Howard Delo

Let’s get this out of the way from the start – no moose this year. In my limited discussions with other moose hunters, and from comments I’ve read in group postings on Facebook, it appears to me that the moose harvest for the 2020 season is on the lower side of average. The warmer fall weather inhibiting animal movement may have contributed to this.

With the moose season over and the weather holding fairly well, I need to get after the last big outdoor project for this year. We have two spruce trees in our front yard that need to be cut down. One tree is totally dead from spruce bark beetle infestation. The other tree hasn’t been hit as hard by the beetles so far, but it’s just a matter of time before the tree dies. Surprisingly, the two trees are only about six feet apart.

Both trees survived the 1996 Miller’s Reach fire. I should have cut them down back then since they’re only about ten feet from the front of our house. The tree that is still alive is leaning almost perfectly for being dropped away from the house. I plan to cut it first to get it out of the way. The dead tree will be a little tricker to drop because it is a double trunk tree and leans more toward the house than the other tree.

I’m not a self-taught “lumberjack.” Back in the early 1970’s, while I was attending college at Fairbanks, I got a summer job between semesters working for the US Forest Service on a trail maintenance crew working in Southeast Alaska. While there, I was shown how to properly handle a chainsaw to start it, different types of cuts to accomplish how to make the tree fall a certain direction, how to sharpen the chain correctly, and other safe methods of using a chainsaw.

The crew boss who taught these things to me and the other crew members was a young but very experienced saw operator. To explain proper starting procedures, he showed us a nasty looking scar he had on the bottom of his chin and one on his chest. He explained that he was holding a saw off the ground with one hand while pulling the starting rope with the other. The saw fired up while rotating in his hand. Before he could flip the kill switch to stop the spinning chain, it rotated up in his one hand with the tip of the bar touching his chin. The saw’s engine died as the saw chain started cutting his chin and was starting to cut into his chest. A painful lesson to learn.

I don’t claim to be an expert here, but I do okay. A few years later, I was in Georgia visiting my parents. Their next-door neighbor had a tree within a couple feet of his house that the neighbor wanted gone. My dad mentioned that I had some felling experience and that I could drop the tree for him. The neighbor asked me if I would cut the tree.

I told him yes and started to study the way the tree was leaning. To drop the tree, I needed to fell it across the neighbor’s driveway and into my dad’s front yard. When I was getting ready to drop the tree, my dad asked me not to damage the magnolia tree he had growing in his front yard. I learned later that my dad had told the neighbor that if I screwed up and damaged his house, my dad’s insurance would cover things.
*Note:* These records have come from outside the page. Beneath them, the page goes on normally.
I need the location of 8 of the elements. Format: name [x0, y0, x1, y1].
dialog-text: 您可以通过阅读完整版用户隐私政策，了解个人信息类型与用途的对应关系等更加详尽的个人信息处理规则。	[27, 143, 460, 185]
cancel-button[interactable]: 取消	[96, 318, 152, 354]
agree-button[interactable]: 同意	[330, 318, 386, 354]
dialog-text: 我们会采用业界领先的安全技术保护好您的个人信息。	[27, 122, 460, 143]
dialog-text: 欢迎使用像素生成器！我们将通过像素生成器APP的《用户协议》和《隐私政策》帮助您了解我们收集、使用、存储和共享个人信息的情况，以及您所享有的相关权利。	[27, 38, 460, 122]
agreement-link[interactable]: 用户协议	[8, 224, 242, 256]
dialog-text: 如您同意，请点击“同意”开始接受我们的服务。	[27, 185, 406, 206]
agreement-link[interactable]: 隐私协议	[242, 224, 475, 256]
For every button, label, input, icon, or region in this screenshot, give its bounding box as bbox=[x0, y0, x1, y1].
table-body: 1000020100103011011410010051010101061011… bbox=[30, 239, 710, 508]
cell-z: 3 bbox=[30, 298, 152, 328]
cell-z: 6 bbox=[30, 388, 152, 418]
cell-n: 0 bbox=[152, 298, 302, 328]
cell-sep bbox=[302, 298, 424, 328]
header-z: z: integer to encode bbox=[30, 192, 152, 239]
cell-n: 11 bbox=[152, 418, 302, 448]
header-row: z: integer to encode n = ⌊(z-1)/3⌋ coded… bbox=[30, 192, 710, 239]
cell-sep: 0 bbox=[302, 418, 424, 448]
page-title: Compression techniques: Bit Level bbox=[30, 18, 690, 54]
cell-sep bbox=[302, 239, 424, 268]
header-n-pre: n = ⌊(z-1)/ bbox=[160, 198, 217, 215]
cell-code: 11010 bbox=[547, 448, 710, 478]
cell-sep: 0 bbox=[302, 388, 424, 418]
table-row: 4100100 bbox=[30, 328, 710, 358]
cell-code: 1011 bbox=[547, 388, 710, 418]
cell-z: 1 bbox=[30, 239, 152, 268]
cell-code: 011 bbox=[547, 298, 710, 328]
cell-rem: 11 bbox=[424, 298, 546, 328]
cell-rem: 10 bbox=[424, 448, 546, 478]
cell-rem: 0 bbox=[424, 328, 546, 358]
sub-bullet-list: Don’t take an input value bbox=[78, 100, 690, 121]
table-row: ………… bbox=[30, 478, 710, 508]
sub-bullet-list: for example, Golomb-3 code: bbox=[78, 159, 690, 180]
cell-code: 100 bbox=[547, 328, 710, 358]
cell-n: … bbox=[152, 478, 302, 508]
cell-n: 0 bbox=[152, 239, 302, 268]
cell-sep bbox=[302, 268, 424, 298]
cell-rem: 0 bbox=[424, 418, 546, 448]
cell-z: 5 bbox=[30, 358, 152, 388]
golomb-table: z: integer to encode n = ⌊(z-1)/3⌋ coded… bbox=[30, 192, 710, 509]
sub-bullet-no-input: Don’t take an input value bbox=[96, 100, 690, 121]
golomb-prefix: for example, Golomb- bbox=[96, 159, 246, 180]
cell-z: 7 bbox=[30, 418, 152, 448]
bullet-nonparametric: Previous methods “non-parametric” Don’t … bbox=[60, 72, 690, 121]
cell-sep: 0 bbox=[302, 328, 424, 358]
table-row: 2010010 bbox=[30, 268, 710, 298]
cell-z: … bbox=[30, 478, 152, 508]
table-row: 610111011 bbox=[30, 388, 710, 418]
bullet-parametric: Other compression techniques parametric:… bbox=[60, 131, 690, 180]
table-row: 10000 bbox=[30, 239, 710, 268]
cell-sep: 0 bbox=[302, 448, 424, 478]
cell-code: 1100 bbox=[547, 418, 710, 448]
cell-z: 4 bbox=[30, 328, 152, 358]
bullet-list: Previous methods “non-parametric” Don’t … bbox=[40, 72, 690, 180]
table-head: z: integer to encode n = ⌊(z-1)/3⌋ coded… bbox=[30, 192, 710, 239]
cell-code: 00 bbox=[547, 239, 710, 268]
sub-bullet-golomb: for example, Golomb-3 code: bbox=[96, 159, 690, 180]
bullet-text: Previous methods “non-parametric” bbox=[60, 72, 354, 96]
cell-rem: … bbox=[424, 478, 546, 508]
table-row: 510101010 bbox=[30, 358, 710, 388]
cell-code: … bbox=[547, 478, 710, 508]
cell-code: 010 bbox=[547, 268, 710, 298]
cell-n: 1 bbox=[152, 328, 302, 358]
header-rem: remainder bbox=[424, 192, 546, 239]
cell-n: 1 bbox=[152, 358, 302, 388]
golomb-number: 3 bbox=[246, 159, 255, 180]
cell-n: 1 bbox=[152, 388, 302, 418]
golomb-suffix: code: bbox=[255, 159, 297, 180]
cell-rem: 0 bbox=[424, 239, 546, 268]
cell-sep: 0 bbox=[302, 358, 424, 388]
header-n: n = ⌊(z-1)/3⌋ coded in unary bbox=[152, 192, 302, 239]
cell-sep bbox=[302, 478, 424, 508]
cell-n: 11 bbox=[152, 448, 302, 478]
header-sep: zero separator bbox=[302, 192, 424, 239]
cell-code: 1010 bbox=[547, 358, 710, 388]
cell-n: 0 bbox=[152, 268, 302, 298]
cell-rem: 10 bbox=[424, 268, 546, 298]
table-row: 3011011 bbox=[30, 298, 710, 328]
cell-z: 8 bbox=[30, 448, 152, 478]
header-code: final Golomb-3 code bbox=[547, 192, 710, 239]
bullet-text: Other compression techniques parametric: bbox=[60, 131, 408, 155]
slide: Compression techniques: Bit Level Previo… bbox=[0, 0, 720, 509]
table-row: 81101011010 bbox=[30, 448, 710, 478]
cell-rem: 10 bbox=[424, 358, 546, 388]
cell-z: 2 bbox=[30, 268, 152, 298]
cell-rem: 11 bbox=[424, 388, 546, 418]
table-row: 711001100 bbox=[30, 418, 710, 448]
I told both my dad and the neighbor exactly how the tree would fall and where in my dad’s yard it would land. I started making the cuts and using some wedges to control the direction of the fall. I should have placed a 16-penny nail in my dad’s front yard where I said the tree would fall. I would have driven the nail into the ground with the center of the trunk.

After the tree was down, my dad took a “see, I told you so” approach in talking with the neighbor. The neighbor was very appreciative and, I think, my dad was relieved that I actually did what I said I would do, and things turned out in a best-case scenario.

I chuckled after the whole incident and every time I tell that story. I’m hoping things go as well in my upcoming efforts to clear the two trees in my yard.